# Muay Thai Stance



## truthseeker (Apr 17, 2009)

Hi everyone, I've just started a couple of muay thai lessons and its rocking my life already.
I'm right handed, hence i have been taught to keep my left foot infront which is fine, but i was also taught to keep *BOTH* my right and left feet turned 45 degrees, the thing that really annoyed me while striking punches with my right hand as I would have to twist my both feet. Today I spent some time watching muay thai videos and it seemed to me that fighters have only their right foot turned a bit and their left foot straight so when they strike right hand punches they just pivot on their right foot.

Who's right??


----------



## Akira (Apr 18, 2009)

Keep your left foot straight


----------



## bradtash (Apr 22, 2009)

hi mate,

yeah keep your left leg pointed forward and your right leg on the 45 degree angle.


----------



## Thems Fighting Words (Apr 22, 2009)

truthseeker said:


> I'm right handed, hence i have been taught to keep my left foot infront which is fine, but i was also taught to keep *BOTH* my right and left feet turned 45 degrees



That's just strange. That puts you at a 45 degree angle towards your opponent. Closes off a lot of your attack options (or at least slows them down a fair bit). I can work jabs, straights and pretty much anything else from the front (left) hand in that stance but anything requiring me to use the back (right) hand just feels wrong. Go with the above posters advise.


----------



## truthseeker (Apr 24, 2009)

Thanks everyone.


----------



## Skpotamus (Apr 26, 2009)

It sounds like your coach might be teaching you boxing before he starts on your MT training. I've seen a few gyms do it that way.  Have you done any kicking, kneeing or clinch work?

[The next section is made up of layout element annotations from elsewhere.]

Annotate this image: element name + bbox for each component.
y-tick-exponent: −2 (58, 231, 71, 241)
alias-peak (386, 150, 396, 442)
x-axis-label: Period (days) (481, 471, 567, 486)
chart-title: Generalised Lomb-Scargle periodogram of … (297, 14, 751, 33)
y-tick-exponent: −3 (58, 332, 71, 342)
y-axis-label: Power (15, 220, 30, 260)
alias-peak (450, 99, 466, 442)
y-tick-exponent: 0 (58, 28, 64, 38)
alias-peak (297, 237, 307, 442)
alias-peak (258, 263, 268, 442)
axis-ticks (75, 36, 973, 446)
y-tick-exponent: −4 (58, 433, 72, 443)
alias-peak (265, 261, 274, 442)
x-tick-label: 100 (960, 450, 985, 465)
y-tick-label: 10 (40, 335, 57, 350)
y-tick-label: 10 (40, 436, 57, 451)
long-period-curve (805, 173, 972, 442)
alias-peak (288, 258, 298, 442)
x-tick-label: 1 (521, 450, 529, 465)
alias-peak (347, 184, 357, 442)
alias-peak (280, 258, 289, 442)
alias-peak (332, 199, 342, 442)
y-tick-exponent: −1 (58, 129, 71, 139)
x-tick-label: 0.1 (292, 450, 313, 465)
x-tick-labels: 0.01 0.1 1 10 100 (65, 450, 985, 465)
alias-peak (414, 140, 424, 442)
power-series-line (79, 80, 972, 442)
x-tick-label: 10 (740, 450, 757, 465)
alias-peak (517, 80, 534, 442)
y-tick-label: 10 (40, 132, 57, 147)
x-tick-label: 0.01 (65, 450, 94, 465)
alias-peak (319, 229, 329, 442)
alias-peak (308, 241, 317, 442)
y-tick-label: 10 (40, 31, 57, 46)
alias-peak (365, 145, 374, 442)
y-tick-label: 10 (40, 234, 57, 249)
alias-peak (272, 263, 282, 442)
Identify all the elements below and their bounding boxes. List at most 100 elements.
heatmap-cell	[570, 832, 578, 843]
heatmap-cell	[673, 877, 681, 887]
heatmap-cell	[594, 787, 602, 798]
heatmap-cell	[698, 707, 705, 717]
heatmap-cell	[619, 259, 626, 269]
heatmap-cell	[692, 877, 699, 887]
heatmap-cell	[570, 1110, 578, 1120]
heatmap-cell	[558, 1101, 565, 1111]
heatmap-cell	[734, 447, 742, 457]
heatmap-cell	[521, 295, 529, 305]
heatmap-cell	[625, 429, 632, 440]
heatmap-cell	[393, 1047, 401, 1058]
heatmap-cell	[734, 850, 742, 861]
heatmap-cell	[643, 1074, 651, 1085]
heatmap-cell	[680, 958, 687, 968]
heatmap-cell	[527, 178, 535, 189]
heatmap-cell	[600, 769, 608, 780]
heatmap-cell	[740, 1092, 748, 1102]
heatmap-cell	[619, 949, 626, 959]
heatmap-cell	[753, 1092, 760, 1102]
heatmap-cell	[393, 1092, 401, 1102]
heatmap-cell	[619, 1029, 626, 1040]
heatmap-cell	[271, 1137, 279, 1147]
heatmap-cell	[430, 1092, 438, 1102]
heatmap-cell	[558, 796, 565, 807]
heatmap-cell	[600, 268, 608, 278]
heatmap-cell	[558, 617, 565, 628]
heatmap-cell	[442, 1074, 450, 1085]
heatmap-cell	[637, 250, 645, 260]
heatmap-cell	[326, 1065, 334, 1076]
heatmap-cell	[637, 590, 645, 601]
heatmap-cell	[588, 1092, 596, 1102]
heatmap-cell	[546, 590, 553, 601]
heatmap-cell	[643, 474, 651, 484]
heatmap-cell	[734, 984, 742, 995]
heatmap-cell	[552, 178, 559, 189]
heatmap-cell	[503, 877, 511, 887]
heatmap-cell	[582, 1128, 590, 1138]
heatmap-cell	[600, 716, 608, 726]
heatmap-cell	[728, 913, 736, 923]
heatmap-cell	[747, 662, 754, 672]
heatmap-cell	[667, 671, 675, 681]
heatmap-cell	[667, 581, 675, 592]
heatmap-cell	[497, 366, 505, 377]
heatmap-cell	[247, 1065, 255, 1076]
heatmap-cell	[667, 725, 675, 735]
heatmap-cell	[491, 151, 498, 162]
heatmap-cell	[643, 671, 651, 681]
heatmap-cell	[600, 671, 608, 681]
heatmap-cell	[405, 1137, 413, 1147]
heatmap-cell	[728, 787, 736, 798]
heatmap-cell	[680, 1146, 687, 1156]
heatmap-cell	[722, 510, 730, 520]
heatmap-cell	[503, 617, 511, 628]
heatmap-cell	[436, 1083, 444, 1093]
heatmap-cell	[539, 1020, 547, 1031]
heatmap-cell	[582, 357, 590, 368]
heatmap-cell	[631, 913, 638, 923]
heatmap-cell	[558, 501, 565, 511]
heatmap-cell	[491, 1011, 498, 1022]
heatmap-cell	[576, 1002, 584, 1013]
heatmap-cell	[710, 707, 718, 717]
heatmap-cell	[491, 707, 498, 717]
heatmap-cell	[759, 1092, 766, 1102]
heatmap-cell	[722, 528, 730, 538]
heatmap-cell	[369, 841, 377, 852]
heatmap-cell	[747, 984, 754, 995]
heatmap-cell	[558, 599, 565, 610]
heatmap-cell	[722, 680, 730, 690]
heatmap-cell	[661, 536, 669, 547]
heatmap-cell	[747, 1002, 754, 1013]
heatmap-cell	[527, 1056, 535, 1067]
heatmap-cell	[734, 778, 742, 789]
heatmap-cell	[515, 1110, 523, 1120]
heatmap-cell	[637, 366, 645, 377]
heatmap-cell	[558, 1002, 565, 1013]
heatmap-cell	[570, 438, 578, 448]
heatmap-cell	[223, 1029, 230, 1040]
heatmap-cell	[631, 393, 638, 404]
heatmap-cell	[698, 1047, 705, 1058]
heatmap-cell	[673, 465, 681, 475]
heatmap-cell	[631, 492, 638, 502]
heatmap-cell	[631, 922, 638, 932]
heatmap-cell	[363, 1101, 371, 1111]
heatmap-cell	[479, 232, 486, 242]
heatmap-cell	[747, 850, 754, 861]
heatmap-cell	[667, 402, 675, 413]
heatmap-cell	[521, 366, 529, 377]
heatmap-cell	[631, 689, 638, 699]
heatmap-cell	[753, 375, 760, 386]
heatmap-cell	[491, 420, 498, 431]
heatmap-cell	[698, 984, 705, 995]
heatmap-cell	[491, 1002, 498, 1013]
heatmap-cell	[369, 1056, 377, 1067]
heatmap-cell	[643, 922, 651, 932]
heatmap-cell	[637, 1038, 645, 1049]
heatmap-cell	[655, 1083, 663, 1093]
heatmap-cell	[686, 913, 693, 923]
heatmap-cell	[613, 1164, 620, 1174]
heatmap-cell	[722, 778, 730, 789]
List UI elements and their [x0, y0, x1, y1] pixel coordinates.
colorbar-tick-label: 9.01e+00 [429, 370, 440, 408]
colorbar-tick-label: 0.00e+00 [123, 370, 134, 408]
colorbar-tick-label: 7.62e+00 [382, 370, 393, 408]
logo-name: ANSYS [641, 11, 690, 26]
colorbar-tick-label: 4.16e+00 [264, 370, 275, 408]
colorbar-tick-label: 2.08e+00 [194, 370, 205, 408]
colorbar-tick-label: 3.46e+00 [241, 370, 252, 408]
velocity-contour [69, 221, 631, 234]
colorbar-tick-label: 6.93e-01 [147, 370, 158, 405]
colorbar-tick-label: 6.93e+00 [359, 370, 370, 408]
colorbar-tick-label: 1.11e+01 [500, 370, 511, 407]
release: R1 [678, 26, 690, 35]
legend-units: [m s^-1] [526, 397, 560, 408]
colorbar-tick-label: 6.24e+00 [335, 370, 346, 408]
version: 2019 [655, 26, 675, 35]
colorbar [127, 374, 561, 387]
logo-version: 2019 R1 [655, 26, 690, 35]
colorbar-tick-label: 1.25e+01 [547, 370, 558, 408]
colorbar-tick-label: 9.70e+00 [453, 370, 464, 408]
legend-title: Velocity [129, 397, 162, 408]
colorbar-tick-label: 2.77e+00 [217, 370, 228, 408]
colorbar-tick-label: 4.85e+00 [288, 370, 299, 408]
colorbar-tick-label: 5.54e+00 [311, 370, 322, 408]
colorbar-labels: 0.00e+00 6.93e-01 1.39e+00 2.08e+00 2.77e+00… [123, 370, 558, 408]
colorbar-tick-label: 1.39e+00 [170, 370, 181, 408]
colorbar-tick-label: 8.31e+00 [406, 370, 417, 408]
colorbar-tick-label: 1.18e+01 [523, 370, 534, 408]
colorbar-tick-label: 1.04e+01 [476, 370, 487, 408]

http://www.youtube.com/user/Rivalbox  The lead foot turned inward is a pretty standard boxing stance, although it's usually not turned as much as the rear foot.  It shouldn't be turned enough tso much hat you can't throw a cross without pivoting the lead foot.  

You might ask your coach about it, he might have a very specific reason for the stance.  I'd talk with him about it.


----------